Improve Your HR Recruitment Results
- Use an ATS to automate repetitive tasks such as posting to multiple job sites, texting candidates and tracking progress. By doing so, you’ll have more time for creating a strategy that improves your hiring process.
- Harness the power of data. Your ATS can tell you important information, such as your time-to-hire ratio, drop off rate, how long it takes applicants to complete an application and more. You can use your ATS to find out where you can make improvements in your process.

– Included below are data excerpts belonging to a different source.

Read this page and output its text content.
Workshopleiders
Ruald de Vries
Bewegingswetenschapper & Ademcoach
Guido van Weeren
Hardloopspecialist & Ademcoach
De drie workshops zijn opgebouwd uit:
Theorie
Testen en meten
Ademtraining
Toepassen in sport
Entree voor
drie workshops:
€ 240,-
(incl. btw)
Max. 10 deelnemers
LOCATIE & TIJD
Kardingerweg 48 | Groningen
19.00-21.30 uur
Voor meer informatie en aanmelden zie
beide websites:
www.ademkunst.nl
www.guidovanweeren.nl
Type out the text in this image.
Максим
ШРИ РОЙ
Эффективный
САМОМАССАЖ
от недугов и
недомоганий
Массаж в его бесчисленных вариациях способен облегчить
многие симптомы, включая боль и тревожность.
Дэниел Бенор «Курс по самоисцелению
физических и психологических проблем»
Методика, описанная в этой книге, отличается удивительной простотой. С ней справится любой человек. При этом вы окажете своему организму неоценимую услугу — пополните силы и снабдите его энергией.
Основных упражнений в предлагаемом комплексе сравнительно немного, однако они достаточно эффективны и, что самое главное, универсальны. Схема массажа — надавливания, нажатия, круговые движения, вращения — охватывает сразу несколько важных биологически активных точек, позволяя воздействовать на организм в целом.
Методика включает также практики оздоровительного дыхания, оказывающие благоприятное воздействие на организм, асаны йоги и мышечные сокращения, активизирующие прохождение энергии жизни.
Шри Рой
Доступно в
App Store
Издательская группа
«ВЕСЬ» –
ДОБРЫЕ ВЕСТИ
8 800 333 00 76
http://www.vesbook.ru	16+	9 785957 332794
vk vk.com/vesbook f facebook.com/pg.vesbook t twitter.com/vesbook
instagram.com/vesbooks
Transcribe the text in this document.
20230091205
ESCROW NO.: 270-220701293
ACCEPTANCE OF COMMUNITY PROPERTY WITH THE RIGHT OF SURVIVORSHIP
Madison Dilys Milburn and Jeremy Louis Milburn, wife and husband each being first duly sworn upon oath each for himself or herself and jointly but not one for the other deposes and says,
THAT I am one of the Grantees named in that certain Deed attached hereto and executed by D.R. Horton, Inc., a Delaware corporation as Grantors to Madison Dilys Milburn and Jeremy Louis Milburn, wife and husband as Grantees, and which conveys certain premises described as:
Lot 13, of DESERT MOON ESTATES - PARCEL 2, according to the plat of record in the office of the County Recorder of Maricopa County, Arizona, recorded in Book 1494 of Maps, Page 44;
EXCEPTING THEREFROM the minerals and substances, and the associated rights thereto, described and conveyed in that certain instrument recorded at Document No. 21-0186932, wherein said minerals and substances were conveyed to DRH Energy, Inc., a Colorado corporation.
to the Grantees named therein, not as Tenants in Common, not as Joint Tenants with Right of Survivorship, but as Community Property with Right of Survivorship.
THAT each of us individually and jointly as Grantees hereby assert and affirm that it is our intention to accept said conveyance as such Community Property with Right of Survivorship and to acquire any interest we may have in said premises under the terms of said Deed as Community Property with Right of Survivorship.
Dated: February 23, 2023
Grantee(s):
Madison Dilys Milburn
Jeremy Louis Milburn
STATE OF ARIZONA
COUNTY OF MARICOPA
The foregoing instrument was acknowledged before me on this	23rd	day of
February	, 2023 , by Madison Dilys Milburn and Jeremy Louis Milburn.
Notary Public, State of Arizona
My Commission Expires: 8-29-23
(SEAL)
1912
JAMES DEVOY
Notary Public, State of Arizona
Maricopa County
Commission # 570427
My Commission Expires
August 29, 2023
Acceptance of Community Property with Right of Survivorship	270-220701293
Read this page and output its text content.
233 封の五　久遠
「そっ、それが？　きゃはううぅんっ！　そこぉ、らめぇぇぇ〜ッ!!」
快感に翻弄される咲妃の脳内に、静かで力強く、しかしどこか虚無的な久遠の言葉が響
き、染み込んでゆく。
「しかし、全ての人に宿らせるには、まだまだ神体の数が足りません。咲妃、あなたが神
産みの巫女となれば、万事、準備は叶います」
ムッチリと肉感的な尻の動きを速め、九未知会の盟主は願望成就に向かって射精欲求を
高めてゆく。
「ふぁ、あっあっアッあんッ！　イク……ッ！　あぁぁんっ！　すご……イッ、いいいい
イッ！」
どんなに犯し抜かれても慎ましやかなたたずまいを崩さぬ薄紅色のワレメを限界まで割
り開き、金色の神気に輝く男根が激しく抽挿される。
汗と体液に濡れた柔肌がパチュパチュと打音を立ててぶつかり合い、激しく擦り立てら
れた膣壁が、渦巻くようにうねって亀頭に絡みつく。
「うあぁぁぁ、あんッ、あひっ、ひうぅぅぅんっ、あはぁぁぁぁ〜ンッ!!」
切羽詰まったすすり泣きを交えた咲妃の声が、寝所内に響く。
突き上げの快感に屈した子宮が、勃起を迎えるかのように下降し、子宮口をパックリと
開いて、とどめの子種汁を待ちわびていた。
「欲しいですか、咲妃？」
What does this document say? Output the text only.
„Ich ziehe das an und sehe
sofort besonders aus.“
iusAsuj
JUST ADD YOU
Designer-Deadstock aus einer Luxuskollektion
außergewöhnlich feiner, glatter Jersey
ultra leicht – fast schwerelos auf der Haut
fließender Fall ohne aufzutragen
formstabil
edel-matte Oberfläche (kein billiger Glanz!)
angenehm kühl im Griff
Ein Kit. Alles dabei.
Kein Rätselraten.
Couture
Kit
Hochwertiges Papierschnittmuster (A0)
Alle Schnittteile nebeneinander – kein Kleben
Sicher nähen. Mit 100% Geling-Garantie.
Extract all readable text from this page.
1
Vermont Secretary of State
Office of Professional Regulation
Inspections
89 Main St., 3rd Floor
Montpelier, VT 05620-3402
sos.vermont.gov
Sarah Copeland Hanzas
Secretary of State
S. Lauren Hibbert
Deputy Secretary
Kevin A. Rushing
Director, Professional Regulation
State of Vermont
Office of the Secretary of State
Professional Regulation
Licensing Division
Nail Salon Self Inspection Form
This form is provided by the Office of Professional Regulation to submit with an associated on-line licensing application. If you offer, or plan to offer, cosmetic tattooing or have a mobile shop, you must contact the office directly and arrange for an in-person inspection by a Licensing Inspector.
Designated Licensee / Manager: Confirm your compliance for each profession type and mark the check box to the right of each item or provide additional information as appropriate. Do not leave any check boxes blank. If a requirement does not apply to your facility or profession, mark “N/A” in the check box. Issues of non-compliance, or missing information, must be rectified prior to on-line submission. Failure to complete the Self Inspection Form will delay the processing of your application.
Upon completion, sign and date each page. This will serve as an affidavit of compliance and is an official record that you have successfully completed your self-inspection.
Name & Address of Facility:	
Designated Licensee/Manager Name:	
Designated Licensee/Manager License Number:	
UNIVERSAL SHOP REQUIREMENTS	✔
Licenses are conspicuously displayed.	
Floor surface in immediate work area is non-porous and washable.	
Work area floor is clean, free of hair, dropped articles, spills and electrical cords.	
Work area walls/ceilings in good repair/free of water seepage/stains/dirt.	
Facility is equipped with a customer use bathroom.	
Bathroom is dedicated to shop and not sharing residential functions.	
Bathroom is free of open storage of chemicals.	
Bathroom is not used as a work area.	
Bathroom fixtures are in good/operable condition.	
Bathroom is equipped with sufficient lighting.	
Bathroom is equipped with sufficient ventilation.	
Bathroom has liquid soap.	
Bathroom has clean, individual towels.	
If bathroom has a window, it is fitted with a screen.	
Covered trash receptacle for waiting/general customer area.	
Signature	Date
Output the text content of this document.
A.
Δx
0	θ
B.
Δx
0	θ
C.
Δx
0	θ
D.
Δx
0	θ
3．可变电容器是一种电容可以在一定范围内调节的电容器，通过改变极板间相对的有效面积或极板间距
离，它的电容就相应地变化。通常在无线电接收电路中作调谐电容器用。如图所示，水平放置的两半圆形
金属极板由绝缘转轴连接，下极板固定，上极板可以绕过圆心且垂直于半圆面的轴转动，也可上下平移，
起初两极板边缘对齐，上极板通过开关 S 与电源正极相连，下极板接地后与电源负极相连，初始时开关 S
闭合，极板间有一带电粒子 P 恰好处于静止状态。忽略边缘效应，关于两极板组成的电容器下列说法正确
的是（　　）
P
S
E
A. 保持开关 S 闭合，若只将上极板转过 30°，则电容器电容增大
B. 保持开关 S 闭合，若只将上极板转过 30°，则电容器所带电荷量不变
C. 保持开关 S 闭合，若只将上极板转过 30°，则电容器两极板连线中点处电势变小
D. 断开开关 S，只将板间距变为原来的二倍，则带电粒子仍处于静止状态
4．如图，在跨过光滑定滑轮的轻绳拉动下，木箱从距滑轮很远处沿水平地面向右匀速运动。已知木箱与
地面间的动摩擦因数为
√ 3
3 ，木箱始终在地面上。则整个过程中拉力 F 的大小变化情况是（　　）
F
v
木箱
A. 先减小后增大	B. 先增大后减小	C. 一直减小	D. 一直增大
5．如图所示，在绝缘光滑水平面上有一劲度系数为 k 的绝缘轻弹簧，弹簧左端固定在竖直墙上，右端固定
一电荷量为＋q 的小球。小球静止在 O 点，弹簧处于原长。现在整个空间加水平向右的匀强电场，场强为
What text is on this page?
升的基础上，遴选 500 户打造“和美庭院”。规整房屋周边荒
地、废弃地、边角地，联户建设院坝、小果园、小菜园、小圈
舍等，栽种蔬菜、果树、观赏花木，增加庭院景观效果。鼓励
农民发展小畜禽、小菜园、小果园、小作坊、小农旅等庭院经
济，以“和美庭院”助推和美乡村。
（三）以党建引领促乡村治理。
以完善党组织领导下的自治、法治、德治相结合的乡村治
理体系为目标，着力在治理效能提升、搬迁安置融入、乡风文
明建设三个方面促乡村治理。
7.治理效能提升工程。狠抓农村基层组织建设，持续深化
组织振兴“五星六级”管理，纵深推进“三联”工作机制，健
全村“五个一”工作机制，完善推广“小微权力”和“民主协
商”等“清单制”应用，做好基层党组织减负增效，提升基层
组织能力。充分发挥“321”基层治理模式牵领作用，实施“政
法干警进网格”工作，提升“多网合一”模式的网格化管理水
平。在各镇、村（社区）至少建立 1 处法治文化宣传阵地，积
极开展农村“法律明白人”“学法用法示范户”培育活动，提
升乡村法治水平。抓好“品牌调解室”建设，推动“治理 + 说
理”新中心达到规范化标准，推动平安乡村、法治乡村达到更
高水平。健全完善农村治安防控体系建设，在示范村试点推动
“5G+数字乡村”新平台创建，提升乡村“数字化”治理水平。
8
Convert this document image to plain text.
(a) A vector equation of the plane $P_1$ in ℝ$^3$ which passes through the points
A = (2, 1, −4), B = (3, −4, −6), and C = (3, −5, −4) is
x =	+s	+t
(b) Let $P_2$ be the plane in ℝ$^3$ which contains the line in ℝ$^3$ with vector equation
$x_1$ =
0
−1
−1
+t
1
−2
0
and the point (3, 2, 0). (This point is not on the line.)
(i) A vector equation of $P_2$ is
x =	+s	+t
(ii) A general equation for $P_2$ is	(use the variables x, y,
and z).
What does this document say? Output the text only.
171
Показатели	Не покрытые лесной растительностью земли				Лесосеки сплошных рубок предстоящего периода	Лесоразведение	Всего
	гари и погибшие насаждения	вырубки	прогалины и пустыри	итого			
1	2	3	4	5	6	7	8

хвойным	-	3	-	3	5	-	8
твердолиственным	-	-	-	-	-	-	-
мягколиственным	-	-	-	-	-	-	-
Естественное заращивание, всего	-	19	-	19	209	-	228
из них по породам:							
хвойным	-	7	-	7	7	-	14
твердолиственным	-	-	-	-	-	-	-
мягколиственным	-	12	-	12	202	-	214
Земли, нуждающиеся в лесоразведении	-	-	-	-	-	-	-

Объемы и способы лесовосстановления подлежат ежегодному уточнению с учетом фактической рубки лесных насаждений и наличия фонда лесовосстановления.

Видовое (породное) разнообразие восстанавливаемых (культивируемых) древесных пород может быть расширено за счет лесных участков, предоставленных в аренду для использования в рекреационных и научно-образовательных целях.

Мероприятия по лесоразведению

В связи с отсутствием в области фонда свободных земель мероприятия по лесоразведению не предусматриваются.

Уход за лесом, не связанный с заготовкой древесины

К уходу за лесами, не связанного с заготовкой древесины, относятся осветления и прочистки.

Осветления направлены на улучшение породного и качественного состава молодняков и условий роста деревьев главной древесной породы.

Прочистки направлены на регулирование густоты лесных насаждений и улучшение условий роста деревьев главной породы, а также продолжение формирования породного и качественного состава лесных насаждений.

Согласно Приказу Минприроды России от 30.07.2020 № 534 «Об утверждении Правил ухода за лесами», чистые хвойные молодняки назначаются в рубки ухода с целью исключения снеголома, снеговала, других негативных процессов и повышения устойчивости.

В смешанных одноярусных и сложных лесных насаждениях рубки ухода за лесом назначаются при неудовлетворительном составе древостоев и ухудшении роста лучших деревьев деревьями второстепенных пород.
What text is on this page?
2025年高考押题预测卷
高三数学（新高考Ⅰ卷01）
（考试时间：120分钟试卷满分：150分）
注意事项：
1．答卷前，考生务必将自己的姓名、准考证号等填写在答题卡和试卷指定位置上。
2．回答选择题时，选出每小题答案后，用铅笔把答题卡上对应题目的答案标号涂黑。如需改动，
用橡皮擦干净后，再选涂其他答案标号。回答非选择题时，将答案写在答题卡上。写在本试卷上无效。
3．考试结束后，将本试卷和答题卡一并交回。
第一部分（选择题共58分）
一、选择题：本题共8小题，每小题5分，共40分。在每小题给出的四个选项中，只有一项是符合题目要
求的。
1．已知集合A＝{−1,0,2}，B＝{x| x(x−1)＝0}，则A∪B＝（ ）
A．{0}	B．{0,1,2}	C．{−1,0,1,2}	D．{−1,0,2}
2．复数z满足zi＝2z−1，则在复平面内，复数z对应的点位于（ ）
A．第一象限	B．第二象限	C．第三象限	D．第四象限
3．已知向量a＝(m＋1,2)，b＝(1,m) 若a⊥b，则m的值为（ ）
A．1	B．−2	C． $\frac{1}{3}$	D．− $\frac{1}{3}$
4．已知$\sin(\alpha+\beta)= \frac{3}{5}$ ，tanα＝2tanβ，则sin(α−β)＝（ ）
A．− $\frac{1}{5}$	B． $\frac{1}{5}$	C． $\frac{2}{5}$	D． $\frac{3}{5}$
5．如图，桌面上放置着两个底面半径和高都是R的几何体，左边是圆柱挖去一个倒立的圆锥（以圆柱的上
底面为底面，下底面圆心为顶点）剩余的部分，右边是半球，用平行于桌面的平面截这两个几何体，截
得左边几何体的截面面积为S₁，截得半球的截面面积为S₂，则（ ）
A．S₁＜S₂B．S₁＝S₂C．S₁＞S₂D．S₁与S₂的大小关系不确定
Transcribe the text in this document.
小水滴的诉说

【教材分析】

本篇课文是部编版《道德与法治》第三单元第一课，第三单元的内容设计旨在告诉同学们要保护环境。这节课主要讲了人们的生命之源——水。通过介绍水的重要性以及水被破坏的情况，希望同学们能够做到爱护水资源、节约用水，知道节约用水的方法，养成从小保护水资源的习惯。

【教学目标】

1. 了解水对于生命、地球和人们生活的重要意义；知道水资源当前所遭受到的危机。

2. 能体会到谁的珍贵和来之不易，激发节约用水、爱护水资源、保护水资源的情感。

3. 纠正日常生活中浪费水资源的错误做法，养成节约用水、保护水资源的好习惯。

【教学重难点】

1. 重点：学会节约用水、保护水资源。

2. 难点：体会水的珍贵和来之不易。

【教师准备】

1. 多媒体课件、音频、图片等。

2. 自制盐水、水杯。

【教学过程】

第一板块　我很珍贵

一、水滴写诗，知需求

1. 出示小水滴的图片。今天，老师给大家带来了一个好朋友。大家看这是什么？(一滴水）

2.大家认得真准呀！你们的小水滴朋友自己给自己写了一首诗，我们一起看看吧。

- Implement an employee referral program. Employee referrals result in more new hires than any other method. And they tend to stay with the company longer.
- Use a team approach to make better hiring decisions and avoid unconscious bias.
- Make it easy to attract top talent by developing your employer brand.
Take the Headache Out of Human Resources
The causes behind the most common HR issues are increasingly complex. Discrimination, once confined to the office, can now happen across great distances. And greater social awareness is bringing a wider range of claims to the courts. Wage and hour laws, always notoriously complex, can be downright perplexing when it comes to remote workers.
Training has become a key expectation from top talent. Employee conflict, which affects your productivity and culture, is even more damaging in the tight post-Covid labor market. There are a lot of factors that support the current labor shortage and the Great Resignation phenomenon we are experiencing. Unfortunately, neither are going to change in the near term.
Without a doubt, a career in human resources can be a wild ride. On the one hand, you’ve got a pile of new laws and regulations to decipher and an executive team demanding more metrics. On the other hand, you get to help people reach their potential and assist them when they need support along their work journey. If you want to reclaim part of your workday and throw away your aspirin bottle, I suggest you work with companies that are truly interested in partnering with you and your success versus just selling you software.